Indien UTS afziet van het leveren van tegenbewijs of daarin niet slaagt, geldt dat Aska zal worden gevolgd in haar aan haar subsidiaire vordering ten grondslag gelegde stelling dat UTS door Aska verstrekte productgegevens aan Aska’s concurrent Vidanova heeft doorgeleid, wat maakt dat UTS de onderhandelingen met Aska om tot een overeenkomst te komen niet had mogen afbreken zonder Aska te compenseren voor de door Aska terzake haar offertes gemaakte kosten. In dat geval komt de hoogte van de door Aska gemaakte kosten en de aan haar te vergoeden schade aan de orde, waarover partijen zich nog nauwelijks hebben uitgelaten.

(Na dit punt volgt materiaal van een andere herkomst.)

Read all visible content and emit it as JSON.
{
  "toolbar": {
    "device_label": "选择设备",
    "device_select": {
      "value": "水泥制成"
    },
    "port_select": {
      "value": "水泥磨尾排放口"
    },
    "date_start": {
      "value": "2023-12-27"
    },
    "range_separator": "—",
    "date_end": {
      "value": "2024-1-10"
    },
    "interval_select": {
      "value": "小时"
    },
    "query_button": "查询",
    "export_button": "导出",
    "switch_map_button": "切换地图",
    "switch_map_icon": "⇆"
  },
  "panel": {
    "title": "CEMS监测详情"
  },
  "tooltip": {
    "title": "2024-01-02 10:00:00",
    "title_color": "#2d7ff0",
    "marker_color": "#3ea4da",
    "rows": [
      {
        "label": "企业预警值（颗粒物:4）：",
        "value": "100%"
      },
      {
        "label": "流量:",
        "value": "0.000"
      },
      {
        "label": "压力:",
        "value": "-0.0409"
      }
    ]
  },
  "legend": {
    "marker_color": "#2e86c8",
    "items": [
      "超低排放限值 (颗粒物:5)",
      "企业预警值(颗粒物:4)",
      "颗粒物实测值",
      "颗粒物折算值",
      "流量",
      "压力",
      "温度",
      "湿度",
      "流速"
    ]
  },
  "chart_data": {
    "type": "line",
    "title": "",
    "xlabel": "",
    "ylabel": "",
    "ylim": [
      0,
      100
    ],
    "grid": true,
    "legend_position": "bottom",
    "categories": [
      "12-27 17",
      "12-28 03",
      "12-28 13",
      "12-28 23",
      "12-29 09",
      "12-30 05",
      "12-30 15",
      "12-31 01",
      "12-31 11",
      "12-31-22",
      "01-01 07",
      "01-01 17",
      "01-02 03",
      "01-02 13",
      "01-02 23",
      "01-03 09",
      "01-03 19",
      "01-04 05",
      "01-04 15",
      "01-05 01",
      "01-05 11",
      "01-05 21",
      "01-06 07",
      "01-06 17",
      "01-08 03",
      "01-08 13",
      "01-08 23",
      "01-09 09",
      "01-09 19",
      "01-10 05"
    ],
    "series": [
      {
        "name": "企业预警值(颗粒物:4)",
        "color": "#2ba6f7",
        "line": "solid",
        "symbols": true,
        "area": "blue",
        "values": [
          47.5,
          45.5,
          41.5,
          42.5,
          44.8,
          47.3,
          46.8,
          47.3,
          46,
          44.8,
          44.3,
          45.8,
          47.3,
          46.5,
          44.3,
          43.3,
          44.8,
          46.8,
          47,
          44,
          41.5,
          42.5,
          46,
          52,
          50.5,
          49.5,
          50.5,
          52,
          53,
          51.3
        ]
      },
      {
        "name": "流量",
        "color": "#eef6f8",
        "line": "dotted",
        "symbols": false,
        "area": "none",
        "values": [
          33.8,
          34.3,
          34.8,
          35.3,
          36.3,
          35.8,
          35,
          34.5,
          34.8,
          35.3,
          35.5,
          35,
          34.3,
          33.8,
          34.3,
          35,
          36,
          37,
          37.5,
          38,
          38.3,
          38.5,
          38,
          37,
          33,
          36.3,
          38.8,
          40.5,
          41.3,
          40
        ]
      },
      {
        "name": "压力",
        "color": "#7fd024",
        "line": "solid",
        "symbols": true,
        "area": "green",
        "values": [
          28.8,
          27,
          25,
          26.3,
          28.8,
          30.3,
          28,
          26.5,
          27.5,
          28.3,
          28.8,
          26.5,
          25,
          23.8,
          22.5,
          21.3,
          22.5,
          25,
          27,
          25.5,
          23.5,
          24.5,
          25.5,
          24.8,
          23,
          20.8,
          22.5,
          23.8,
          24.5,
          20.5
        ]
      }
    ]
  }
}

Die schade zal eventueel, al dan niet met inschakeling van een deskundige, in een schadestaatprocedure kunnen worden vastgesteld, zoals door Aska gevorderd.
4.11.
In afwachting van de door UTS te nemen akte en de reactie daarop van Aska, zal iedere verdere beslissing worden aangehouden.

5.Beslissing

Het Gerecht:
5.1.
laat UTS toe tegenbewijs te leveren tegen de voorshands bewezen geachte stelling van Aska dat UTS door Aska verstrekte productgegevens aan Vidanova heeft doorgeleid;
5.2.
verwijst de zaak naar de rolzitting van maandag 29 november 2021 voor akte uitlating zijdens UTS;
5.3.
bepaalt dat Aska vervolgens op een door de rolrechter te betalen datum een antwoordakte zal kunnen nemen;
5.4.
houdt iedere verdere beslissing aan.
Dit vonnis is gewezen door mr. P.E. de Kort, rechter, en op 1 november 2021 uitgesproken ter openbare terechtzitting in aanwezigheid van de griffier.